A court ruling can declare a war criminal guilty. It cannot, on its own, make his forces lay down their weapons or free the civilians who live under their control.
On 12 July, a Sudanese court sentenced Mohamed Hamdan Dagalo – widely known as Hemeti – and 15 other senior figures in the Rapid Support Forces (RSF) to death in absentia. The charges include war crimes, crimes against humanity, genocide, and attacks on civilians, marking the first time since Sudan’s war erupted in April 2023 that the RSF’s top leadership has faced a comprehensive legal verdict.
Among those condemned alongside Hemeti is his brother Abdelrahim Hamdan Dagalo, another key RSF commander. None of the defendants were present in court; they remain at large, with the RSF still entrenched in multiple regions and engaged in fierce fighting with Sudan’s regular army. The case centered on atrocities committed in specific episodes of the conflict, but the court’s language – genocide, crimes against humanity – reflects the broader scale of violence that has torn through Khartoum, Darfur, and beyond.
For Sudanese civilians, especially those from communities targeted by RSF operations, the sentences carry symbolic weight. They amount to an official recognition that what many have endured – mass killings, sexual violence, indiscriminate shelling, and ethnic targeting – is not collateral damage but criminal conduct by identifiable commanders. Families of victims, displaced people in camps, and survivors bearing physical and psychological scars gain at least a legal acknowledgement of their suffering.
Yet the operational reality on the ground remains harsh. The RSF controls swathes of territory, revenue streams, and supply routes, and is backed by external support networks, including reported links to the United Arab Emirates and allied armed factions. The Sudanese Armed Forces, for their part, continue heavy fighting, including around border areas such as Kurmuk in Blue Nile state, which the army recently retook after more than three months under RSF and allied control. Civilians in these contested zones remain exposed to airstrikes, shelling, and reprisals regardless of what a courtroom in government‑held territory decrees.
Strategically, the death sentences deepen the divide between Sudan’s warring elites and any negotiated exit from the conflict. Labeling the RSF leadership as genocidal criminals narrows the political space for amnesties or power‑sharing deals that include them, even as regional mediators search for ways to stop the fighting. It may also complicate external actors’ calculations: governments or entities accused of backing the RSF now face the prospect of being seen as supporters of convicted war criminals, not just one side in a messy civil war.
For the army‑aligned authorities in Port Sudan, the verdict serves a political purpose as well, bolstering their claim to international legitimacy and painting the RSF as beyond the pale. Whether this translates into greater external support – in weapons, funding, or diplomatic recognition – will depend on how foreign capitals balance their condemnation of RSF abuses with their concerns about Sudan’s military leadership and its own human rights record.

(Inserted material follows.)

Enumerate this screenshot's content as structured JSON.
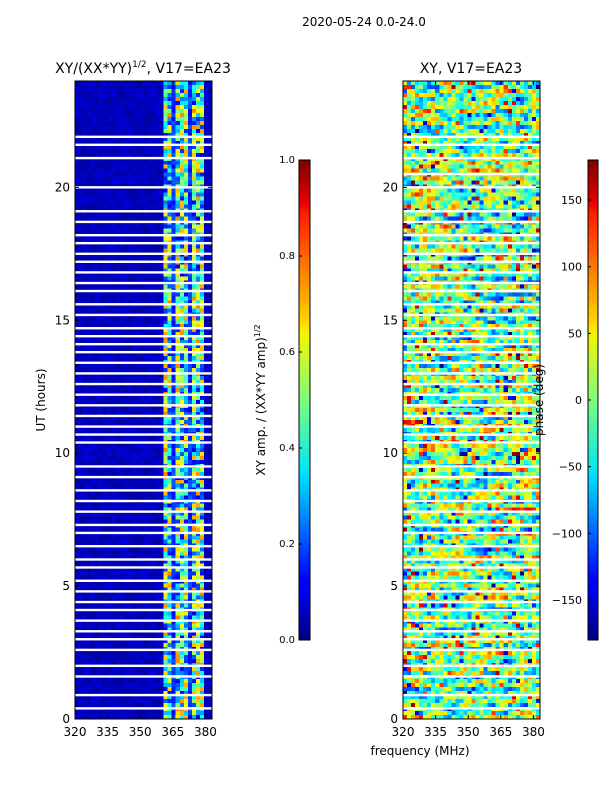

The broader pattern is troubling: in conflicts from the Balkans to Syria, courts have often moved faster than politics, issuing indictments and sentences that offer justice on paper while armed groups and their leaders continue to wield power in the field. Sudan now joins that list, with a judiciary that says the right things and a battlefield that ignores them.
A key takeaway is that a death sentence in absentia is less a final judgment than a marker: it tells the world who bears responsibility, but not yet how they will be brought to account. The gap between those two steps is where civilians live or die.
Watching what comes next means tracking whether the Sudanese state seeks international arrest warrants or cooperation to pursue Hemeti and his lieutenants abroad, whether the ruling stiffens or softens the RSF’s stance in any talks, and whether regional powers adjust their military or financial ties to either side in light of the court’s decision. Any move by international bodies to engage with the verdict – or to launch their own cases – would signal that the courtroom and the battlefield are starting to converge.